Sunday, January 18, 2009

how does he present?

Present is a word that is thrown around often in relation to the spectrum disorders and it is funny how quickly you also start to use it. I wonder if it is just to sound like you know something about what your child is going through, even though I imagine most of us are quite as clueless as the next, but "present" certainly makes you sound as if you have endless amounts of secret knowledge buried inside of you.

So anyway, below are some of the characteristics my son presents with... (I started this list and realized how extensive it could become so below is not truly ALL of the characteristics that we have found, but some of them and I will continue to add to this).
  1. Obsessions - even at an early age we noticed this. It started with batteries and remote controls and for a time we were worried that he would grow up be a TV repair man because how could he ever want to be anything else with such a great love of batteries and remote controls!
  2. Rocking, hand flapping - from what I have read these characteristics are not typically associated with Aspergers and are more so related to Autism, but come on...there is nothing "typical" about anything on the spectrum disorder. It started with the rocking....just rocking upon rocking upon rocking. Sitting on the couch he will rock and rock and rock, driving in the car he rocks and rocks and rocks. It seems to soothe him. It is amazing that he can rock so strongly and still be able to focus on TV. Looking back at when he was an infant I can remember that he was only content to fall asleep if I rocked him quickly. For quite a long time I thought that I was the cause of his rocking behavior. I'm not sure when it happened, but he developed a hand flapping "thing" that he does. It's kind of like a really excited clapping flappy thing.
  3. Lacking imaginative play - he never played with toys in the "traditional" sense. He played with batteries and remotes, he took video cases to bed with him and "snuggled" them and he never played with the Little People. He lined things up, perfect rows in specific order over and over and over again. I will never forget when he was maybe 18mths or so and we had a playdate with a girl friend of us 2 weeks younger than him. She was playing with the Little People Carnival and she took the clown, put him on the ferris wheel, and spun him around. Watching her do that was shocking to me. I will never forget that moment because I sat back and though "Huh, look at that." My son had never ever done that and still to this day would never do that. His obsession now is Star Wars and watching him you wouldn't instantly catch the lack of imaginative play (this is why it took us so long to figure it out!) because he could play for hours with a lightsaber...but if you watch very closely you will realize that he is acting out the movie, verbatim. There is no changing the scrip, there is no veering off the dialog, and heaven help you if you dare try to make Darth Vader kill Luke...enough said!
  4. Social Awkwardness - my son loves other kids and has a true desire to make friends. For the longest time my husband and I would joke "Uhoh, here comes stalker boy" because our son would tell us that he wanted to make friends with someone and that meant that he would walk circles around them from three feet away, whispering off to the side "Hey kid, want to play something", which really only seemed to weird the parents out. This is the hardest of all of the characteristics because I see in his eyes the desire to make friends, but he just feels helpless on how to make it happen. He will often ask us to help him befriend someone.

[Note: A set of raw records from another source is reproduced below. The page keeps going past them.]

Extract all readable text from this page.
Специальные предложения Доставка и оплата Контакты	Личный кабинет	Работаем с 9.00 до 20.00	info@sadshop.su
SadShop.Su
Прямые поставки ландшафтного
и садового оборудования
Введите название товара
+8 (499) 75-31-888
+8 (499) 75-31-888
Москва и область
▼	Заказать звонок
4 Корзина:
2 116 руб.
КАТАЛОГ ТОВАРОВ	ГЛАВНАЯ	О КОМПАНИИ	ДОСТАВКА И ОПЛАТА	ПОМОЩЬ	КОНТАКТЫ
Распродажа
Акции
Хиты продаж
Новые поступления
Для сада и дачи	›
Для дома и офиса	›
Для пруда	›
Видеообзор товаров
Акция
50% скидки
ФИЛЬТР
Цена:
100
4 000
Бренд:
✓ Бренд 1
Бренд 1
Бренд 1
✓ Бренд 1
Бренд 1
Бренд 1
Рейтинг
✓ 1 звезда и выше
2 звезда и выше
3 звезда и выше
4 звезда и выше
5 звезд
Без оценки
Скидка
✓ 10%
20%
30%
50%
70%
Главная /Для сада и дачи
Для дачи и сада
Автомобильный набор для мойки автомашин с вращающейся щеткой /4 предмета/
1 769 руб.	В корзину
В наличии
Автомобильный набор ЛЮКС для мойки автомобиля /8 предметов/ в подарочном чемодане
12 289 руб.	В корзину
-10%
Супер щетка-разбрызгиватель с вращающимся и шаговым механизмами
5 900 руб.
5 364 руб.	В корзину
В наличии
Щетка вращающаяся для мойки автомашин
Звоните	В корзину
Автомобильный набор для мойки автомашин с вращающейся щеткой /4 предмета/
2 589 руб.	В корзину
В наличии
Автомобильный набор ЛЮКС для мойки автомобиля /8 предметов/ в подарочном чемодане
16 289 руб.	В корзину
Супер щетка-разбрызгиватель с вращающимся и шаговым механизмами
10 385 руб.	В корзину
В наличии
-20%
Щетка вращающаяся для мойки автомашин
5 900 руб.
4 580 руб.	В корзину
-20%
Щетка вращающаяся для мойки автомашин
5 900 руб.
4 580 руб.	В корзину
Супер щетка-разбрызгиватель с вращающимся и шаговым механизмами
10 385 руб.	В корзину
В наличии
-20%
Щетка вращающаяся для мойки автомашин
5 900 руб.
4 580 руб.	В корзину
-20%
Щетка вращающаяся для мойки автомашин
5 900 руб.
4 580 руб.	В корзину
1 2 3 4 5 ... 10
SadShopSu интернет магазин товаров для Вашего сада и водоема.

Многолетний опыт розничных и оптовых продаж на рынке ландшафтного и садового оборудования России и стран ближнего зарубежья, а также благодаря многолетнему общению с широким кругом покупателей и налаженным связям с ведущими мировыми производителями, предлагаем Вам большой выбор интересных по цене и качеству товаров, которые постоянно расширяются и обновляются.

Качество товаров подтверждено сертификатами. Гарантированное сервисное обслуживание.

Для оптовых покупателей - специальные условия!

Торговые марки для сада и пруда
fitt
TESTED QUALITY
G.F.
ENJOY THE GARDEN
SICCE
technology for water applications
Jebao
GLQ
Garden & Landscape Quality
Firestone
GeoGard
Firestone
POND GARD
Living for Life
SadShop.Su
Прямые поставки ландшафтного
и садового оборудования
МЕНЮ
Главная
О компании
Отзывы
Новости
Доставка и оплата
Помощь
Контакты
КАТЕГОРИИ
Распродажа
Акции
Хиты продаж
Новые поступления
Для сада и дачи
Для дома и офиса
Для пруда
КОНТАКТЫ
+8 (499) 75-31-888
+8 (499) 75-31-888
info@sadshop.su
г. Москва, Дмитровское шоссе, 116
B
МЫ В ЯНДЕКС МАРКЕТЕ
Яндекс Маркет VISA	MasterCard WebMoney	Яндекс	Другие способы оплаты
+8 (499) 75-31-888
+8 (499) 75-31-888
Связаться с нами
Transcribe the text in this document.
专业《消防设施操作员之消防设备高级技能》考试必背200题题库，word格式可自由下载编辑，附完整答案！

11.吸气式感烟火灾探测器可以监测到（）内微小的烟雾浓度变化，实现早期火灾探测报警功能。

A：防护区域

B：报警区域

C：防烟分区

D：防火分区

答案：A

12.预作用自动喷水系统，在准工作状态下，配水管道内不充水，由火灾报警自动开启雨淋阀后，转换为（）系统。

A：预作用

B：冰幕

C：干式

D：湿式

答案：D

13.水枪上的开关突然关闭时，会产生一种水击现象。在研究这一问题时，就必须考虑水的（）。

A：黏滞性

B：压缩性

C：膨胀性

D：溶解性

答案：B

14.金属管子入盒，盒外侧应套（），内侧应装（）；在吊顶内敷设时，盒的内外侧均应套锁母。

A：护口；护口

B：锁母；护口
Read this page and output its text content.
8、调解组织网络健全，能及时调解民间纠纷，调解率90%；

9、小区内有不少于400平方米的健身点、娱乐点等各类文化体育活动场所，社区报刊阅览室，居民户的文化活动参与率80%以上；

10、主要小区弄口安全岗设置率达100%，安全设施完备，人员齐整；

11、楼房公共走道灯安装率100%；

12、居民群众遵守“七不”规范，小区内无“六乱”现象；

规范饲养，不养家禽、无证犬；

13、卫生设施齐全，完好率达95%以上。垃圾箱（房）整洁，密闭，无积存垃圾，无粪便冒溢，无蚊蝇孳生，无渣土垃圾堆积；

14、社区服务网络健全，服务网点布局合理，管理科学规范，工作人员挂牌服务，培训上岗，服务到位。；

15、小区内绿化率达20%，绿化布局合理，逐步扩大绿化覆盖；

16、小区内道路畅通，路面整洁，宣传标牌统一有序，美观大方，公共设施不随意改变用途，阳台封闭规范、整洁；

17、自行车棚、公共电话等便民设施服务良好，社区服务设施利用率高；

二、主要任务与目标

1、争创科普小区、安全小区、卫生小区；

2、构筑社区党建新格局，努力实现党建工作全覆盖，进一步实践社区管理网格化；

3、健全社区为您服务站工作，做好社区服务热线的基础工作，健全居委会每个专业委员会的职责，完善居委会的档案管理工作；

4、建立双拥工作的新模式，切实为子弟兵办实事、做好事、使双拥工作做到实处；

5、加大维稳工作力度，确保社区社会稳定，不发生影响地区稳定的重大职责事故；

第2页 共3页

This worked for a while because he was so young, but as he gets older we need to help him build skills to make this less terrifying.
  5. Lack in eye contact - this is a hard one to point out sometimes and we were not strong believers for quite a while. When he talks to us, he has moments of great eye contact, but that is because of his comfort level with us and even sometimes he is too flustered to talk and connect even with us. I recently went to a seminar about Aspergers and the speaker gave us an exercise that I think is extremely helpful in demonstrating how difficult eye contact can be for these children, here it is: We had to discuss at our table how we felt the seminar was going, did we like it, not like it, etc. The twist was that whatever words we said could not contain the letter 'n' in any part of the word. Try it, you will see how difficult it is to try to organize your thoughts, make eye contact, and generally follow the typical set of social interaction skills that we develop through interacting with people. You will find that you will stare off, look at your hands, the table, anywhere but at someone as you try to figure out what to say next.